Было около половины десятого. Я решил, что наверняка смогу удалиться, когда пробьет десять, и пытался больше не кидать взглядов на наручные часы без крайней необходимости. Нежно сжав ладошку Карен, я улыбнулся, неистово желая поцеловать ее.
И тут снаружи раздался шум. Я расслышал крики, суматоху и топот, даже несмотря на гудение телевизора. Кто-то громко забарабанил в переднюю дверь. Дженис вскочила и быстро вышла в коридор.
Это была первая фальшивая нота — ладно, вторая, если хотите вплести в узор окончание вечерней проповеди. Дженис двигалась слишком порывисто и, кажется, нервничала. На лице ее проступил страх. Не досада.
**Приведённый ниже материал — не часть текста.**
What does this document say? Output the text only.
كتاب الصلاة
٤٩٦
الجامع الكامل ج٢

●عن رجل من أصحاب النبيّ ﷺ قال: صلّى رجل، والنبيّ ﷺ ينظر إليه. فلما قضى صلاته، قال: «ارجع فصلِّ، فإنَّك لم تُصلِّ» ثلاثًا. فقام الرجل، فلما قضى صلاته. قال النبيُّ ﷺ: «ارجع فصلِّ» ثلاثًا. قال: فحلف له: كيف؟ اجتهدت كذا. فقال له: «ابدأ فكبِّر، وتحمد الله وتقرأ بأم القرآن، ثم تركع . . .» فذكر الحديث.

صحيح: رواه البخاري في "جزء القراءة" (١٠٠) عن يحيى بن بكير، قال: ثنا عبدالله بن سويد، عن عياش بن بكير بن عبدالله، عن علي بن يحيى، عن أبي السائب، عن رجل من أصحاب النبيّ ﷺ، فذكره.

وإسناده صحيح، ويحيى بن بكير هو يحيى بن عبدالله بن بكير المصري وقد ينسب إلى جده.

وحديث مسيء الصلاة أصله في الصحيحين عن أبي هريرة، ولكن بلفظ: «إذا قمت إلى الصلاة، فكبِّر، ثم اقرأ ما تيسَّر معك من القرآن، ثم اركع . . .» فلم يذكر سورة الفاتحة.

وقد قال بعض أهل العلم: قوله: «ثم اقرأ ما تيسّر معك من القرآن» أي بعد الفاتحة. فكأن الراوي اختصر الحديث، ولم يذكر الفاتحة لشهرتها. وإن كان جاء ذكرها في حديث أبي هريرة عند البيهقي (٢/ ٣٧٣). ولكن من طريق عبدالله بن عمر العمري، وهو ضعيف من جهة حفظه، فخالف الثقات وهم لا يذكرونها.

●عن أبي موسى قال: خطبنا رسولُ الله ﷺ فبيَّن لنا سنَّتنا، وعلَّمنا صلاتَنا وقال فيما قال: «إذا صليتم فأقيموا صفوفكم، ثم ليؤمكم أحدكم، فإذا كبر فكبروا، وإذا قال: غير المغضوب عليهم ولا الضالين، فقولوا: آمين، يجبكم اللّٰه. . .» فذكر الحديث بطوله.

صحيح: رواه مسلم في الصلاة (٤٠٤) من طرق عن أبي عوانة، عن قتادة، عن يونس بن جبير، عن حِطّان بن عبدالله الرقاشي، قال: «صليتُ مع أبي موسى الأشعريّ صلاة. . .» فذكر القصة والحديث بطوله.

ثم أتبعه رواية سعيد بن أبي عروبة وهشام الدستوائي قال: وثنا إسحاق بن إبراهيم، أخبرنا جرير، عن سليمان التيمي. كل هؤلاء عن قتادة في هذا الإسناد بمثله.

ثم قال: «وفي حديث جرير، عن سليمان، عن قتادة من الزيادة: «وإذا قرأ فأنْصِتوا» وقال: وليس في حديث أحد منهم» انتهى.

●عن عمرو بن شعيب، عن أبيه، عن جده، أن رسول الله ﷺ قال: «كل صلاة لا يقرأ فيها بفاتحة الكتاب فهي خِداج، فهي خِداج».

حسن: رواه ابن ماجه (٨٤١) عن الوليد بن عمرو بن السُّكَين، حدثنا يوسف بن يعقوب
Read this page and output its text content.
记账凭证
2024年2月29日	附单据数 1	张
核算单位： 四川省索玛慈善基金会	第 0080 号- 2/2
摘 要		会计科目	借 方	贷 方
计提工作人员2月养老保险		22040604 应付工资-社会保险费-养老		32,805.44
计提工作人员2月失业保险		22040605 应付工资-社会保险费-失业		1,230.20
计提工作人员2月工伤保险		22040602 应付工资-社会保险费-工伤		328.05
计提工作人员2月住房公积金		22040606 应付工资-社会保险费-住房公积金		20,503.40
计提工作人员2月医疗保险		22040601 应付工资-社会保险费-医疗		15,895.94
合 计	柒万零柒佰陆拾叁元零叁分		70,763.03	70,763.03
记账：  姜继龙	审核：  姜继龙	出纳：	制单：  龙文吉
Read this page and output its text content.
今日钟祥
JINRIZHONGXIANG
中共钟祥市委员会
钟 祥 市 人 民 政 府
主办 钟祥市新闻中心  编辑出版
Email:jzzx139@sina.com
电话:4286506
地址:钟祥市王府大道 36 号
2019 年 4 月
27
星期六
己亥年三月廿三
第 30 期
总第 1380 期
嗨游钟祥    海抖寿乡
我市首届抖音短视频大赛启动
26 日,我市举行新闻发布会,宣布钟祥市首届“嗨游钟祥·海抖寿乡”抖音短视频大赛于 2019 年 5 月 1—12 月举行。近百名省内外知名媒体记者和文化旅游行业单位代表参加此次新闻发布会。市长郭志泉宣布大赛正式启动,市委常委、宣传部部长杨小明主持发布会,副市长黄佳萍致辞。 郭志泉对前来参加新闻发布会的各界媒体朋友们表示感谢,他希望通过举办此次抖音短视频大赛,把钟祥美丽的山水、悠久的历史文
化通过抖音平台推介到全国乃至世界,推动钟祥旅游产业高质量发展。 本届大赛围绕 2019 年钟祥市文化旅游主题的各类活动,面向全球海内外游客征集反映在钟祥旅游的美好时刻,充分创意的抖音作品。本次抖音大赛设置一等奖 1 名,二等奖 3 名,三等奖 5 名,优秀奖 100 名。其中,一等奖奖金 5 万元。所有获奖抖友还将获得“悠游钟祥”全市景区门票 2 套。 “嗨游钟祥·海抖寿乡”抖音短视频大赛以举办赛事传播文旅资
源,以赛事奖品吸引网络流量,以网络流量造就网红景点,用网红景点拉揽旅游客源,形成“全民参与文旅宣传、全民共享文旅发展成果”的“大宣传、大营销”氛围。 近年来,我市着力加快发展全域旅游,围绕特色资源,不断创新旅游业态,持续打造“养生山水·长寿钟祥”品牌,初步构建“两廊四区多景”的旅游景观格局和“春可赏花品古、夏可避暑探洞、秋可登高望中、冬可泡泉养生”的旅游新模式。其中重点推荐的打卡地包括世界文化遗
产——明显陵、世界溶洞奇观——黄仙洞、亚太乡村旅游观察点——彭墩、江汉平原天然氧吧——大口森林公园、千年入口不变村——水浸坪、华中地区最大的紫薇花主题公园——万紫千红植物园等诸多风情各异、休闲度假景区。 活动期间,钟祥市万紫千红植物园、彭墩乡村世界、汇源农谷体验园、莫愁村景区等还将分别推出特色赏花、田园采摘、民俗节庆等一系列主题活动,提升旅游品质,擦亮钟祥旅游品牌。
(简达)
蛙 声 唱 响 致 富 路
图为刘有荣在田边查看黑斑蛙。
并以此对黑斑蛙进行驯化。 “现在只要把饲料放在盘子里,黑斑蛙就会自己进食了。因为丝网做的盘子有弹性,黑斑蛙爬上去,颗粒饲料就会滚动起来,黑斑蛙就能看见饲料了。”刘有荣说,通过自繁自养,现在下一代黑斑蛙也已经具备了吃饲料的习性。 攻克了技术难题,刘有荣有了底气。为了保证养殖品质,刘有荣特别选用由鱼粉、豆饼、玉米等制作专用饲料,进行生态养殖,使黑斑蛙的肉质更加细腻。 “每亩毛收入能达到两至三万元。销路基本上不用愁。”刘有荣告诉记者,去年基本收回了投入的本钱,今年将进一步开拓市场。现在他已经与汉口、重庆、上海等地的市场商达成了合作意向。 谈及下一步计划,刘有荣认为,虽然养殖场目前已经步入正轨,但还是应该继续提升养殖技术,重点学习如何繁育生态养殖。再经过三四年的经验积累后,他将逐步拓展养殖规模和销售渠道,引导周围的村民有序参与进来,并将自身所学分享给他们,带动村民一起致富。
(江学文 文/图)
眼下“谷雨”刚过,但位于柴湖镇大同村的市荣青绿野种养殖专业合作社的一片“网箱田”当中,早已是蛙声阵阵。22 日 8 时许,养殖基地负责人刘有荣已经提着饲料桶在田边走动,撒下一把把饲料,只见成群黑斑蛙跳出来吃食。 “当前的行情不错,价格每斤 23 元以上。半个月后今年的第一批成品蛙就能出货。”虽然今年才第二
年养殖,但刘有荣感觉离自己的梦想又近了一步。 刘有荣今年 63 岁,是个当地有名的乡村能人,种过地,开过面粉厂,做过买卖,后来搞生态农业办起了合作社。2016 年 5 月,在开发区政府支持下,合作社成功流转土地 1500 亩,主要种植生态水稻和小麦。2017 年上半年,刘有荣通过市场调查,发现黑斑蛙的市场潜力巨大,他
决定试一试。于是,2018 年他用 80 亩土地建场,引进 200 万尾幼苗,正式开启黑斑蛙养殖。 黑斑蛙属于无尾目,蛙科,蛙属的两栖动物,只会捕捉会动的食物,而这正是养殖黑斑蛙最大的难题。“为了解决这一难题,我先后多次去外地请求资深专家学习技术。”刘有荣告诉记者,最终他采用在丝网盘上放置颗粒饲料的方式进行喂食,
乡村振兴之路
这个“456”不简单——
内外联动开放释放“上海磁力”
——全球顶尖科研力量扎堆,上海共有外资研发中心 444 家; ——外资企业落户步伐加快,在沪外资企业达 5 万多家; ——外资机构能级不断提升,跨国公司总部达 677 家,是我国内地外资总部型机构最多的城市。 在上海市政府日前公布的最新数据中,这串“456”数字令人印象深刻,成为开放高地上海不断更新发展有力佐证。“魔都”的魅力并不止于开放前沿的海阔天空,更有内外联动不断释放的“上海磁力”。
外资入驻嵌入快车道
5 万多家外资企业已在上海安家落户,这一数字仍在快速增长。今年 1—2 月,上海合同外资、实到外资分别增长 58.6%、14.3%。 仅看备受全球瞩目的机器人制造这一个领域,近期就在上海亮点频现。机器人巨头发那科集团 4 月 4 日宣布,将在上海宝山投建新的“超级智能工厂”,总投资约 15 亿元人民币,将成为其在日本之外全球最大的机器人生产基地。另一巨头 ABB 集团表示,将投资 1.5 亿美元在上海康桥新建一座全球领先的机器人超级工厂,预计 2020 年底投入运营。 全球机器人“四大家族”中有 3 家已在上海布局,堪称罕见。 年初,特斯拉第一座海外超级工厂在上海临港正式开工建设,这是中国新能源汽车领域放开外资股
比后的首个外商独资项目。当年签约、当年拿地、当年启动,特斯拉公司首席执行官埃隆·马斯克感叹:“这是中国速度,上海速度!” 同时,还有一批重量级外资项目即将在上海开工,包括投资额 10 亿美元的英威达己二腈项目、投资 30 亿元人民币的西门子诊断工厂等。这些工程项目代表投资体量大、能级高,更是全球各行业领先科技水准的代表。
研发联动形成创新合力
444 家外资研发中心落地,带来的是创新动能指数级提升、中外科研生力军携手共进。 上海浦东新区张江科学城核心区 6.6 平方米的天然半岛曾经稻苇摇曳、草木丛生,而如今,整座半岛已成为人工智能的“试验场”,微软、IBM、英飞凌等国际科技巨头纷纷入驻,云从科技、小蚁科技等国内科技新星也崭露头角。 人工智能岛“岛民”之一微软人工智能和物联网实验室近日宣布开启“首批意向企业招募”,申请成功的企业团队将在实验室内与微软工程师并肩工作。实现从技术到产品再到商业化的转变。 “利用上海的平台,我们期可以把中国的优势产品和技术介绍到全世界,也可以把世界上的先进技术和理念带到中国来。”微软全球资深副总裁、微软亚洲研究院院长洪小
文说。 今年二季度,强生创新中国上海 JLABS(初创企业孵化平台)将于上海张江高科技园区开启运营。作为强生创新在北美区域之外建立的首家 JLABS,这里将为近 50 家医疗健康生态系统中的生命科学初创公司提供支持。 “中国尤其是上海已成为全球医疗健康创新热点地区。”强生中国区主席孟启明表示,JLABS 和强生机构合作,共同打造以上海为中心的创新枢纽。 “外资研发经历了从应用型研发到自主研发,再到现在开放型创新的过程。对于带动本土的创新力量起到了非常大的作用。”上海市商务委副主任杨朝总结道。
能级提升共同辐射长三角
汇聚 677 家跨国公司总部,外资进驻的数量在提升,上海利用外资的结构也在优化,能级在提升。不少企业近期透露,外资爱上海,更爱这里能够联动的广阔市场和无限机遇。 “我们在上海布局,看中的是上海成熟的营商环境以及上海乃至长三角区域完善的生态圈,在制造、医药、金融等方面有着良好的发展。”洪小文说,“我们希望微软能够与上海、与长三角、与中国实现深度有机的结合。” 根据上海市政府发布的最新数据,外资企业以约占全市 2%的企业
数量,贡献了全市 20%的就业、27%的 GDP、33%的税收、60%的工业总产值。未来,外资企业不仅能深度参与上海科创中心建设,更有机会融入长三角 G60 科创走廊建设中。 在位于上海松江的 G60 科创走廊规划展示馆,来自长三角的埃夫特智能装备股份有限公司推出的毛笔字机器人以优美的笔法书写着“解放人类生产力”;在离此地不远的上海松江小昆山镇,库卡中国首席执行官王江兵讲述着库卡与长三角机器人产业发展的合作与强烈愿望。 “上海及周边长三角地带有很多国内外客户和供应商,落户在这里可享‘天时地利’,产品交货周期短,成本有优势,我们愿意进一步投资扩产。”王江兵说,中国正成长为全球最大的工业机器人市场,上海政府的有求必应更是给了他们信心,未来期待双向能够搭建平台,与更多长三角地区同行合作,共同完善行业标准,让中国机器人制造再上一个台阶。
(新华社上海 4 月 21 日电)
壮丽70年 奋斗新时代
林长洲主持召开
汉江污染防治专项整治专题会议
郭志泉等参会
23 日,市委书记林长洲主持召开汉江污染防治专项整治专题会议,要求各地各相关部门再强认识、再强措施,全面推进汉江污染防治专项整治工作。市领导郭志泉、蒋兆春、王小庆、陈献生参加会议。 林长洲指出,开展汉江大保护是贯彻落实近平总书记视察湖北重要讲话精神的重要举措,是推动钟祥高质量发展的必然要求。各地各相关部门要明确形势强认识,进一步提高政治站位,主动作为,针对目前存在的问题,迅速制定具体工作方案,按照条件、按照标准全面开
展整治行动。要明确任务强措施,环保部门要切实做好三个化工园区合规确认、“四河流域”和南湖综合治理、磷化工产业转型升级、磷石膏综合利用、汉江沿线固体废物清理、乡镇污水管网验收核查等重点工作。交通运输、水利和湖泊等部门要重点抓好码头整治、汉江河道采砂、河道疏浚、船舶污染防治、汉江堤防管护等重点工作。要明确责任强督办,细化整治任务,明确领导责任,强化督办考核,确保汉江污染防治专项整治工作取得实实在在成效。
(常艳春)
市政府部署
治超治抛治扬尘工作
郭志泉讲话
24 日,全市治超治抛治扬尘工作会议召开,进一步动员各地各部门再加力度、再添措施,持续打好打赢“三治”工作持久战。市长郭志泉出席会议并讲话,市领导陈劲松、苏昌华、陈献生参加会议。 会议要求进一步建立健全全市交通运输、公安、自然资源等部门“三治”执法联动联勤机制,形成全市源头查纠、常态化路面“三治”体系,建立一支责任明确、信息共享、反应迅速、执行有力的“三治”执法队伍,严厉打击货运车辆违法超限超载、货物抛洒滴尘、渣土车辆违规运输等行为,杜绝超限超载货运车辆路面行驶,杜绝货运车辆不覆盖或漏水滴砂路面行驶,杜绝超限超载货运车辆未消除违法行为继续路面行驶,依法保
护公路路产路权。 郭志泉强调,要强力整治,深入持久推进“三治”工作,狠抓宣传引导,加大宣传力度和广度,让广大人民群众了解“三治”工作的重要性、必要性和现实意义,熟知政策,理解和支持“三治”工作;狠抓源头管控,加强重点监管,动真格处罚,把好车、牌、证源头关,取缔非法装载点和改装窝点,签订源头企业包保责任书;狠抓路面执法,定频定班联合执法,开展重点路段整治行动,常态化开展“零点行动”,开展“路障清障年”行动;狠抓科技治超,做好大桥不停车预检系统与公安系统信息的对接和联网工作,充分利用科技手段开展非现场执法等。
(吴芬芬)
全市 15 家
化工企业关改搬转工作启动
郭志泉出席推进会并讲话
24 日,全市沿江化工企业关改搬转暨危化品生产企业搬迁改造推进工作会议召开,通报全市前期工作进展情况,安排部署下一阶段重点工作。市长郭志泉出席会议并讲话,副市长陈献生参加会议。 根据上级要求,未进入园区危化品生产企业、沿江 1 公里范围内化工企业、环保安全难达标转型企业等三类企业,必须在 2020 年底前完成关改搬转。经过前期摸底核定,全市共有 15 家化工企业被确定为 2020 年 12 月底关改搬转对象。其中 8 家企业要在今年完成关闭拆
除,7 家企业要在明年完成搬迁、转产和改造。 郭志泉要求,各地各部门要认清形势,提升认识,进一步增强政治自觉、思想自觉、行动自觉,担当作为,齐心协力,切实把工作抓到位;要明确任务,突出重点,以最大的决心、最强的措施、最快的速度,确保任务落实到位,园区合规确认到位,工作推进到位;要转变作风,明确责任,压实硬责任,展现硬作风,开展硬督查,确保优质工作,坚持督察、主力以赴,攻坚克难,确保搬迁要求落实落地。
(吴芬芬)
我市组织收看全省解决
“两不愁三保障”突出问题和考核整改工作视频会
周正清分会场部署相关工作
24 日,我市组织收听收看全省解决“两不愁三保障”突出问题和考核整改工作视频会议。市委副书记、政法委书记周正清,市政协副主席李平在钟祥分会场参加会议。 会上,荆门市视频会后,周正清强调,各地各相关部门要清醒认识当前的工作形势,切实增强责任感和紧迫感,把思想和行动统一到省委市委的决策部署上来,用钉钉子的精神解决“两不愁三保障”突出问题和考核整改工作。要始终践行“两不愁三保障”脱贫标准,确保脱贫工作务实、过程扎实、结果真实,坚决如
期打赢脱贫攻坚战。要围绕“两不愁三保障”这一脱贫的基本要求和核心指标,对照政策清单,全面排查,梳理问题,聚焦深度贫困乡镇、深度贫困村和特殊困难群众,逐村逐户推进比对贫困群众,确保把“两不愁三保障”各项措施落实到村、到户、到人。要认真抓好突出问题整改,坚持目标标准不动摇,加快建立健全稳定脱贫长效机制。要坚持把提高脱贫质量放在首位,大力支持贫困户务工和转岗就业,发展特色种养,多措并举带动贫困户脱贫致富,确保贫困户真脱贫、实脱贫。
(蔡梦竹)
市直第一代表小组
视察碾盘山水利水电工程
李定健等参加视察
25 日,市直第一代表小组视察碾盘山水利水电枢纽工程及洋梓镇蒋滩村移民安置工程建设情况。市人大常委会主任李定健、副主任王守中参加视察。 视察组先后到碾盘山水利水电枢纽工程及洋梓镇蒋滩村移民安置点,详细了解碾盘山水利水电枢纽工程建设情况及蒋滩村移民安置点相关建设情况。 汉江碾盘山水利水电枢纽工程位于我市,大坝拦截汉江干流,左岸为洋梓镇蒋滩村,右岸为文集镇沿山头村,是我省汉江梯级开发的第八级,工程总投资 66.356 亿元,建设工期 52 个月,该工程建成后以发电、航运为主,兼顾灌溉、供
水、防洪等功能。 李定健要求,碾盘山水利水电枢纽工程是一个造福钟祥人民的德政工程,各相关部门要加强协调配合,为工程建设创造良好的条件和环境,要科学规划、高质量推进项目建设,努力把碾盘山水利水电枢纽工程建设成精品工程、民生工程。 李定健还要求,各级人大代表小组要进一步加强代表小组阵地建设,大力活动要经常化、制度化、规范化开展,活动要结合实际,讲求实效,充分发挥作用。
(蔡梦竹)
Если бы я услышал такой гомон и стук в дверь в рождественскую ночь, я в первую очередь предположил бы, что ко мне ломятся подвыпившие гуляки, и, наверное, даже не позаботился бы отпирать.
Передняя дверь открылась, у входа забормотали неясно слышные возбужденные голоса. Через минуту Дженис вернулась в гостиную, накинула пальто и бросила Карен ее дубленку:
— Идем.
Карен перевела взгляд с меня на нее.
— Но, мама…
—
Что-то в том, как она произнесла это слово, наводило на мысль о заглавном «О». Карен отпустила мою руку и натянула дубленку. Я приподнялся:
— Я…
— Нет, — отрезала Дженис. — Нет, — повторила она чуть спокойней. — Нам просто надо кое-что сделать. Это займет минуту-две. Оставайся тут с Мартином, составь ему компанию.
Я открыл рот, чтобы возразить: а как же семейный рождественский вечер? — но Карен шагнула ко мне, крепко обняла и поцеловала в щеку.
— Все в порядке, — сказала она. — Все в порядке, Родж. Мама права. Мы скоро вернемся.
Она сжала мои руки, и я почувствовал, как в них сочится речь тела на языке невидимых другим жестов: «Не раскачивай лодку. Просто делай то, что тебе сказано».
Они вышли в коридор и исчезли за закрывшейся дверью.
Со мной одни неприятности — всегда. Трудный я ребенок, спросите хотя бы моих родителей.
Я никогда не был послушным и не делал того, что мне сказано.
Я повернулся к Мартину:
— Эй, что происходит-то?
— Ох… — Он неопределенно пожал плечами и поерзал в своем кресле. — Всего лишь церковные дела. — Мартин не отрывался от экрана еще пару секунд, а потом, видимо, смутно уловил, что я еще не уселся смиренно на место. Он уставился на меня и принялся неуклюже подниматься. — Хочешь чашечку чаю?
— М-м… нет, спасибо, — заявил я, проворно обогнул его и шагнул в коридор.
На стене у лестницы тянулся рядок крючков. На одном из них висела моя куртка. Я снял ее и сунул руки в рукава.
— Куда ты? — проблеял Мартин (простите, простите, я знаю, это звучит жестоко, но именно данный глагол лучше всего описывает голос Мартина в тот миг).
— Пойду посмотрю, не нужна ли им подмога.